Being programmable money, cryptocurrencies have a unique capacity to serve a particular community’s needs. As we’ve seen from the examples above, local currencies have many more programmable features than typical national currencies. Currency issuers would once have had to deal with special stamps or other media of exchange (including the periodical re-printing of the entire supply) to certify validity, manage value reduction over time, deducting any commissions, etc. Cryptocurrencies allow the issuer to easily program these, along with even more complex and specific features, enabling rigor and even automation.

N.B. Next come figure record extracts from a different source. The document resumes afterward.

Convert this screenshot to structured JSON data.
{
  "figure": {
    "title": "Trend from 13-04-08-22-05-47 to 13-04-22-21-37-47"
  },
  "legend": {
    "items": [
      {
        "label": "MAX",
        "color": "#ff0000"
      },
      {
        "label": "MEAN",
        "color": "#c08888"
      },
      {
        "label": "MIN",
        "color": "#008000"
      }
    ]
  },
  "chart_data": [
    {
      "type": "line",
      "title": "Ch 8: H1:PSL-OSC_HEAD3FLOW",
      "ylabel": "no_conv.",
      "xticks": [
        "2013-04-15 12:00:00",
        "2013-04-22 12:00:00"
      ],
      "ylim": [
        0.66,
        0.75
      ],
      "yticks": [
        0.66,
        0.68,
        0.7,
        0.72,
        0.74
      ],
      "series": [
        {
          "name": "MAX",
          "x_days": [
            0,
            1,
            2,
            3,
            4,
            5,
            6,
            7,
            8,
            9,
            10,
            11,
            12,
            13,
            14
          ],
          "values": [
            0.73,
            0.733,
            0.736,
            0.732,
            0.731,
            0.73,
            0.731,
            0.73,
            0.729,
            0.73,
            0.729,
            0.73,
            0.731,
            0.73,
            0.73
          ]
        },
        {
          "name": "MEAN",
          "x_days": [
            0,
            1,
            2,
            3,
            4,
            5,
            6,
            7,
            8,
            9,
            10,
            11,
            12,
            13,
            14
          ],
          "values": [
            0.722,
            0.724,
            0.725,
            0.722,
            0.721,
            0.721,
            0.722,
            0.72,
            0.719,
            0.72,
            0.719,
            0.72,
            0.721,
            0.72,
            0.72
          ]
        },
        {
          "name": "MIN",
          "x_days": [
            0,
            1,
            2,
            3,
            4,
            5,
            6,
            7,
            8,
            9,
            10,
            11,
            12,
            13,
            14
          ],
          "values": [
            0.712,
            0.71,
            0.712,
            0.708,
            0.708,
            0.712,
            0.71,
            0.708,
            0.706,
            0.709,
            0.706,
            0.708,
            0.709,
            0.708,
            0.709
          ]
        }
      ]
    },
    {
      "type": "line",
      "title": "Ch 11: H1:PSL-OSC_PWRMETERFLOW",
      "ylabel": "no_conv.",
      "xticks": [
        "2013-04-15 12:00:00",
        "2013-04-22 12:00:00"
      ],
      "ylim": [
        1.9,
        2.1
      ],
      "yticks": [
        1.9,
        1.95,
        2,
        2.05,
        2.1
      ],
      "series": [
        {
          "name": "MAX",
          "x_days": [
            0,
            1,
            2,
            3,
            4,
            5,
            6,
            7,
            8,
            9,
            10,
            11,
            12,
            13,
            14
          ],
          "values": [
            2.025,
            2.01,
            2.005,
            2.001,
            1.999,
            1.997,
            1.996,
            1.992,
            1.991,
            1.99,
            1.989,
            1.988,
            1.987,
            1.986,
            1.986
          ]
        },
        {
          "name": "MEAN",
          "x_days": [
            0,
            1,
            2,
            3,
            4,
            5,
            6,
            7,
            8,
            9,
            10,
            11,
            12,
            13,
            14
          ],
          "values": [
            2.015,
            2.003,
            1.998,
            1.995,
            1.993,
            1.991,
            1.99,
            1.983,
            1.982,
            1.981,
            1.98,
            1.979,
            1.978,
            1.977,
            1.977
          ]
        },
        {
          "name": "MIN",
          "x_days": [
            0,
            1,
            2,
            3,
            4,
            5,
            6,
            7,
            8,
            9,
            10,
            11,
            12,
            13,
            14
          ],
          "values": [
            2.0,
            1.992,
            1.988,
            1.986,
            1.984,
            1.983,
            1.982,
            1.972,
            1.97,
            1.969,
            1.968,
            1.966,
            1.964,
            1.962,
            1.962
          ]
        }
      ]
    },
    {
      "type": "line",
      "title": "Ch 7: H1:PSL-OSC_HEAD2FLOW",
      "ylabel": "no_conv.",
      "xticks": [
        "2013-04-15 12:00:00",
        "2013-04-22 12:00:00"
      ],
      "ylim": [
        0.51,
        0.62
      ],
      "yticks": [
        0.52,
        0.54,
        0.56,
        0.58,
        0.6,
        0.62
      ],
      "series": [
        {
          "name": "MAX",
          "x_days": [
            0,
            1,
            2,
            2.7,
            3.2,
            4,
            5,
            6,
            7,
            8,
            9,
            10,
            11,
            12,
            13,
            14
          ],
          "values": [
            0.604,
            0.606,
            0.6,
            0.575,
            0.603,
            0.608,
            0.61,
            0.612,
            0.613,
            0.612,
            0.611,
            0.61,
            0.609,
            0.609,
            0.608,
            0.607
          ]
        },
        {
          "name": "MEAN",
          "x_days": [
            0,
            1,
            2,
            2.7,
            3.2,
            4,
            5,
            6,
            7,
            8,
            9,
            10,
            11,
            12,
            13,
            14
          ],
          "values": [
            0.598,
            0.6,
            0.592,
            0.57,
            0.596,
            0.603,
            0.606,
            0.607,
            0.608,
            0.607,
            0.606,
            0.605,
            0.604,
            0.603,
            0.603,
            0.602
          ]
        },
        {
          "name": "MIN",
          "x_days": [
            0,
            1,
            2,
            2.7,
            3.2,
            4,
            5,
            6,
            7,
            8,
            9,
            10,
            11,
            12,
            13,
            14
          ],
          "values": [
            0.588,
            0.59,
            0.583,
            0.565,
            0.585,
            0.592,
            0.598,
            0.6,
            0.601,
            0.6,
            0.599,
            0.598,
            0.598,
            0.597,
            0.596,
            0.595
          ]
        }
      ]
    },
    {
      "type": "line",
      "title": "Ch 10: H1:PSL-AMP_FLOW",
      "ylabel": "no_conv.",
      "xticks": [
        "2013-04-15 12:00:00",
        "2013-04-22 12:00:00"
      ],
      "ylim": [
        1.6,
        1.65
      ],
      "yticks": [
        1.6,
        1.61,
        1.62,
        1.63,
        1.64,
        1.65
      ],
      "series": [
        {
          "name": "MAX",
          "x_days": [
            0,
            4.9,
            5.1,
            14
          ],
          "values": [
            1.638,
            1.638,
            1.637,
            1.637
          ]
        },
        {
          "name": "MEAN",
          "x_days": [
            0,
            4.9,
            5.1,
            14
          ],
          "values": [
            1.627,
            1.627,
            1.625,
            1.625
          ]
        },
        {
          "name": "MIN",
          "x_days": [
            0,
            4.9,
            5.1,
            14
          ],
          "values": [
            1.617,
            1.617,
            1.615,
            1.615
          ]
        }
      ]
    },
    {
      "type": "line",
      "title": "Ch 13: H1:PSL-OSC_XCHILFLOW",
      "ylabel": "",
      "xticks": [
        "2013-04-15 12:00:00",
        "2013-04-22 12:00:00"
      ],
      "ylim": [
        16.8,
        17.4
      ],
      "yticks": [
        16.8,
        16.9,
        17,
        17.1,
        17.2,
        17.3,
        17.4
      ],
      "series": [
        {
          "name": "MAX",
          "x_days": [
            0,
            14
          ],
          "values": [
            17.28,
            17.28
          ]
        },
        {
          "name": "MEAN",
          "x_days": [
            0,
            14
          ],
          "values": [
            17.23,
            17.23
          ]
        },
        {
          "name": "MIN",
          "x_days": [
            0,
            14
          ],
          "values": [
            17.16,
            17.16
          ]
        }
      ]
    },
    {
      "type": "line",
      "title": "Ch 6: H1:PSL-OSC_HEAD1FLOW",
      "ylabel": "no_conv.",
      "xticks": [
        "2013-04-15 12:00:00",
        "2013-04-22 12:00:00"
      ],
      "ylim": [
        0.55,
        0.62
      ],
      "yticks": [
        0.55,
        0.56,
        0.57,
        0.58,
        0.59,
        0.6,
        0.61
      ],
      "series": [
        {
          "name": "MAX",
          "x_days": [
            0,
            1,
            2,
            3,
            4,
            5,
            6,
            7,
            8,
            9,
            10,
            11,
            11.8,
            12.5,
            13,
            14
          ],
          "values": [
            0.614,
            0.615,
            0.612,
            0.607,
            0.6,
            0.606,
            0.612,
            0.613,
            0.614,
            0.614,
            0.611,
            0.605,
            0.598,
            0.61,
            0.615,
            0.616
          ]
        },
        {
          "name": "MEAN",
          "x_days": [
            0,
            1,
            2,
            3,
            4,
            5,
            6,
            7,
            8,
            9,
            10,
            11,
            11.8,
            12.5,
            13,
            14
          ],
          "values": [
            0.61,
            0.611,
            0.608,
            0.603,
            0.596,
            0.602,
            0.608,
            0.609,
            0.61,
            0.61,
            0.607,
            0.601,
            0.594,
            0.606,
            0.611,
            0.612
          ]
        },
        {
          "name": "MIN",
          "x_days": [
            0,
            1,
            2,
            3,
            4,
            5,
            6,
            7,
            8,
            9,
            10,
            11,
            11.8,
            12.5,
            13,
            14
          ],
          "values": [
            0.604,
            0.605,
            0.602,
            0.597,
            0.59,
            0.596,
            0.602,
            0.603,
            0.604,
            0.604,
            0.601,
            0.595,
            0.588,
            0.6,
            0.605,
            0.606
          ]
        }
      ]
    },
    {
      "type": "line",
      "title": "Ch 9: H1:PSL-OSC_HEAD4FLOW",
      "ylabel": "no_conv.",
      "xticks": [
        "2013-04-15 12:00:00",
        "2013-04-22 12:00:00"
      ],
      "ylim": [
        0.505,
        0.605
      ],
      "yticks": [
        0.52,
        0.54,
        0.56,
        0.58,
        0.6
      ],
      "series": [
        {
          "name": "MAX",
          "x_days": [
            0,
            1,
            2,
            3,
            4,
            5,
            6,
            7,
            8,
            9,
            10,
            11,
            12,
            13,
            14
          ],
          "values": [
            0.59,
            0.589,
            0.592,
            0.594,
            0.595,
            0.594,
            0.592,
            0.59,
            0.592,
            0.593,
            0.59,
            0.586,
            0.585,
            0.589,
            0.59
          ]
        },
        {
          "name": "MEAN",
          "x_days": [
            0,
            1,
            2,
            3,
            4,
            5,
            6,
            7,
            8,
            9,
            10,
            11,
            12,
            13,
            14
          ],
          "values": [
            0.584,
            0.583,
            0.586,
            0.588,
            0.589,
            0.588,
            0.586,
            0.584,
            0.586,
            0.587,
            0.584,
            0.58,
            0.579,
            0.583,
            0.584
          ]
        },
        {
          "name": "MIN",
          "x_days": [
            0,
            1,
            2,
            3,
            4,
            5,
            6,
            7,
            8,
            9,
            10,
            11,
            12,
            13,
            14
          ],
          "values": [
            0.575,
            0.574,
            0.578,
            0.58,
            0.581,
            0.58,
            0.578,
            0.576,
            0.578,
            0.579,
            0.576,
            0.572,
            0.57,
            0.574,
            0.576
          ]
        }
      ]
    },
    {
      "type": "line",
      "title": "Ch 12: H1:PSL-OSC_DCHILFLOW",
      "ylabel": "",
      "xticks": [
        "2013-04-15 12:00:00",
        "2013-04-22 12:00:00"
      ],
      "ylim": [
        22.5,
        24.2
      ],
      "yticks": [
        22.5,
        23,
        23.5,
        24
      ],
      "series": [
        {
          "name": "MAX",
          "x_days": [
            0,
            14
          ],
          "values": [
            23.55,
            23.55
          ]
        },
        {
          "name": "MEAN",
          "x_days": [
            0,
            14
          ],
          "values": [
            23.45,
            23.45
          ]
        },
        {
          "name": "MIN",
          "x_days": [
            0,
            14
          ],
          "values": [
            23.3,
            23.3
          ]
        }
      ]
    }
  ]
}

This opens new horizons for community currencies.
Nonetheless, launching and supporting a classical cryptocurrency can be quite challenging in terms of technical skills and resources, (let alone costs), albeit probably still cheaper than printing and administering an entire supply of circulating notes or stamps. It’s necessary to possess a degree of technical expertise that some communities might not be able to access.
Fortunately, projects like Ethereum, EOS, or the GEO Protocol are available to help. It’s possible to create a crypto token with ready-made tools, a user base, and infrastructure. No initial investment is necessary: either into printing and handling or into building and maintaining dedicated server infrastructure and coding. That drastically reduces both the entry and maintenance costs for local currency creation.
Imagine a community chose the GEO Protocol as a base layer for its new local cryptocurrency. The GEO protocol offers a range of opportunities. For example, it can tokenize literally any community asset. This could include funds denominated in the national currency, a physical asset like land or a plant, or even another cryptocurrency (like Bitcoin), etc. Tokenizing simply involves the issuing of crypto equivalents (cross-units) of an asset that in turn serves as backing for their value (i.e. could be exchanged for it at some point of time). Just as the mayor of Wörgl did with the treasury’s remaining 40,000 Austrian schillings when he issued his own municipal currency, using those national currency funds as backing.
It’s also possible to create an unbacked cross-unit; that is, a unit of exchange within the GEO network that is not guaranteed by any external asset. In this case, the local currency unit will be an entity in itself, without any external relationship (similar to fiat money) — purely an abstract representation of value. This kind of accounting unit could also be used to meet the needs of a particular community.
The great advantage of the GEO Protocol against other similar projects is the ability to access it on any device, including an ordinary smartphone. The GEO node is, by design, very lightweight, and uses far fewer resources than the nodes of any other similar networks. Yet it remains extraordinarily flexible and enables full customization of the governing rules and principles of any subnetwork created on top of it. That makes the GEO Protocol — an open-source protocol solution — a near-ideal tool for creating any kind of community or regional currency.
There are already more than a thousand different kinds of ancillary and local currencies in the world. And, due to the global economic recession, their number is constantly increasing.
Should we continue to pursue classical economic stimulus, hauling in money in the form of taxes, central government subsidies and external borrowing? Or should we give a proven alternative a chance, and create our own economic wonder in the process?
Distributed technology, thanks to innovative tools, flexibility, reliability, transparency, and other features, can be a crucial aid to the generation and adoption of the local community and regional currencies.